第256話

さあ鍛錬遠足に向けて母上に相談だ。


「魔力庫みたいな鞄ってないかな?」


ファンタジー御用達、アイテムボックス的な鞄と言うかマジックバッグと言うか、そんなアレだ。あるのか?


「あるわよ。私は持ってないけど。あれって高い割に役に立たないのよね。」


「あるの!? 役に立たないってどんな感じ?」


「魔力庫と違って持ってるだけで魔力を消費するの。出し入れには消費しないけど。よほど高性能の品でないと容量が少なかったり、重さがそのままだったり、腐りやすかったりするの。使い所が限られるのよね。」


「なるほど。安いやつでいくらぐらい?」


「金貨十五枚ぐらいね。容量も鞄の体積の四倍程度、重さも半分ぐらいになるかどうかってとこね。」


「うーん、結構するんだね。クタナツで売ってる?」


「あるわよ。欲しかったら一番街の道具屋に行ってごらんなさい。」


迷うな。金額的には買えるのだが、二度と使わないであろうアイテムだからな。

要は荷物を何とかできればいいんだ。台車でもリアカーでも……


そうだよな、台車があればいい。きっと水を大量に持っていくことになる。ならば台車を作ってしまえばいいんだ。

手で押すのはダルいからロープとかで引っ張ればいい。そうなると台車そのものの重さや、車輪の滑らかさが重要だろう。どうしたらいいんだ?


「母上ー、馬車ってどこかで作ってもらえるものかなー?」


「それはクタナツにはないわね。領都に行かないと。」


外注作戦はだめか。馬車を作る技術があるなら箱に車輪を付けただけの簡単な台車などすぐに作ってくれると思ったが。クタナツにないのなら注文を出しても間に合わないかな。


やはり魔力庫バッグを探してみるしかないか。普通の鞄と比較して比べてみるか。
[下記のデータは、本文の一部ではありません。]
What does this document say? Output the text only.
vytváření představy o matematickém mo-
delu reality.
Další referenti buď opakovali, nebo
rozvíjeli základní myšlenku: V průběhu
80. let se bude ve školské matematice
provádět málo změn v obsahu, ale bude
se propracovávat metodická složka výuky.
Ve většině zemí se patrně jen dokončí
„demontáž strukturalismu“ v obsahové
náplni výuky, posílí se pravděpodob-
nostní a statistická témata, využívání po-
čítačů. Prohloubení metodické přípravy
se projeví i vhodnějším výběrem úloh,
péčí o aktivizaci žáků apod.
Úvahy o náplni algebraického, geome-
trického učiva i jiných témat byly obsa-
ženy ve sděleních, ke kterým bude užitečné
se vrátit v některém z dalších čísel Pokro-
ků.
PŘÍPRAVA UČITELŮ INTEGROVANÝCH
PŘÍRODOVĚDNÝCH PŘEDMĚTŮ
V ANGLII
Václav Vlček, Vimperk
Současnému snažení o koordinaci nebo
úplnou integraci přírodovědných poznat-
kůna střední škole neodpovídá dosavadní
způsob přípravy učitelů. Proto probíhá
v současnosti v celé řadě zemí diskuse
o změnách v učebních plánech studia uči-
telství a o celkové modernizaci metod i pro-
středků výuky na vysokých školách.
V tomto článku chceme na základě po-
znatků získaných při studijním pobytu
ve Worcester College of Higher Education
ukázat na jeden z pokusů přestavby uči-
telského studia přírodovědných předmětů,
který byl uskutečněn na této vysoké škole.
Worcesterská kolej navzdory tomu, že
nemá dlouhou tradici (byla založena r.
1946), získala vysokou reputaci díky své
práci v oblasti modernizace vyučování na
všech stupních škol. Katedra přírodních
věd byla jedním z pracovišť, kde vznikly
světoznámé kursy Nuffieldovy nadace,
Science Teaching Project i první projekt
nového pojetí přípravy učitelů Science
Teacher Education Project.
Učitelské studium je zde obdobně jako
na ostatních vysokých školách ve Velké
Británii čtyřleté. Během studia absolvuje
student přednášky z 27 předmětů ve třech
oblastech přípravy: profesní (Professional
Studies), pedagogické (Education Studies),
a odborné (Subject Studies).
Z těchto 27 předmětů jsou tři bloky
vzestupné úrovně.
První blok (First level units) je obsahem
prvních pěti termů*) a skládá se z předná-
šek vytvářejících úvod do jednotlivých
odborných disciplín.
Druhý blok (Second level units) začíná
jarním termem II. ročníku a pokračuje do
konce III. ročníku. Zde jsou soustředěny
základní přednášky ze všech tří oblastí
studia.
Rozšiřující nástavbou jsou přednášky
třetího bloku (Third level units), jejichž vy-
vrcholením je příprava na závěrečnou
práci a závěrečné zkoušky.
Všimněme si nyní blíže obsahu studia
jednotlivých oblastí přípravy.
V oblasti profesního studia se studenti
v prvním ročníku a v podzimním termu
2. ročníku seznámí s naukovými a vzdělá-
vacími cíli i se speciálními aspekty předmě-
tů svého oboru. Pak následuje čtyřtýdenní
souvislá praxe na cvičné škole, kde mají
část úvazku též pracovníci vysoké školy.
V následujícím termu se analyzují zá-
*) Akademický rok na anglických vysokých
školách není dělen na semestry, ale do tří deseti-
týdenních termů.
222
道具屋に行ってみよう。





ここかな。早速入ってみよう。


「こんにちは。」


「いらっしゃい」


「鞄を探してまして、普通の容量大きめの鞄と魔力庫のような鞄を比べてから決めようと思ってます。」


「ふむふむ。じゃあ普通の鞄からいこうか。どれぐらい容量が欲しい? 後どうやって持つのがいい?」


「容量はあれぐらいで、背中に背負うタイプがいいです。」


二リットルペットボトルが五、六本ぐらい入りそうな鞄を指差してそう言った。


すると店主はリュックサックのような鞄を出してくれた。イメージはこれだ。


「これに重い物を入れてみてもらえませんか? バランタウンまで歩いて往復できるか確かめてみないと。」


すると何やら重そうな金属の塊を入れてくれた。見た感じ八キロムぐらいだろうか。


やはり重い。が、無理な重さではない。他の値段次第ではこれに決めよう。


「分かりました。次に魔力庫タイプをお願いします。いくつか見せてもらっていいですか?」


すると今度は奥に引っ込み、三つほど持って来てくれた。


「一つ目は一番安いやつだよ。金貨十枚だね。こいつは見ての通り肩に斜めにかけるタイプで、水五キロム分ぐらいしか入らない。でも中身の重さは影響しないよ。それに魔力消費はかなり少ないよ」


「二つ目は金貨十五枚。背中に背負うタイプだよ。水が二十キロム分ほど入るが、重さは半分にしかならない。少しだけ腐りにくいよ。魔力消費は一つ目の二倍ぐらいかな」


「三つ目は金貨三十枚。持ち方は自由に変えられる。水が五十キロム分ほど入り、重さは二割になる。まあまあ腐りにくいかな。魔力消費は一つ目の五倍ぐらいだね」


なるほど。これは母上が役に立たないと言うはずだ。台車があるのなら併用してもよかったが……


「馬車の小さいやつなんてないですよね? 人間でも引けるようなやつ。」


「あるよ。農作業用の四輪車って言うんだけどね。ガタガタ道を行くには少し大変だよ」


そこにあったのは銀ボードの七割ぐらいの広さのリアカーだった。ただし二輪のリアカーではなく四輪なのだが。

少し引いて歩いてみたが、問題なさそうだ。車輪が金属なのでガタガタしてうるさそうだ。『消音』を試してみたところ効果あり。当日は朝にしっかり消音をかけておけば夜まで保つと見た。


途中に坂道や大きい段差などがないことは分かっている。ならば買ってしまうか……


「おいくらですか?」


「銀貨八枚だよ」


その場で代金を払い収納した。遠足にリアカーは大袈裟だが、明らかにあれは遠足ではない。行軍だ。ならば万全の備えをするしかない。途中で重くなったら捨ててもいいし。

一応、最初のリュックサックも買っておこう。どうせリアカーに乗せるんだし。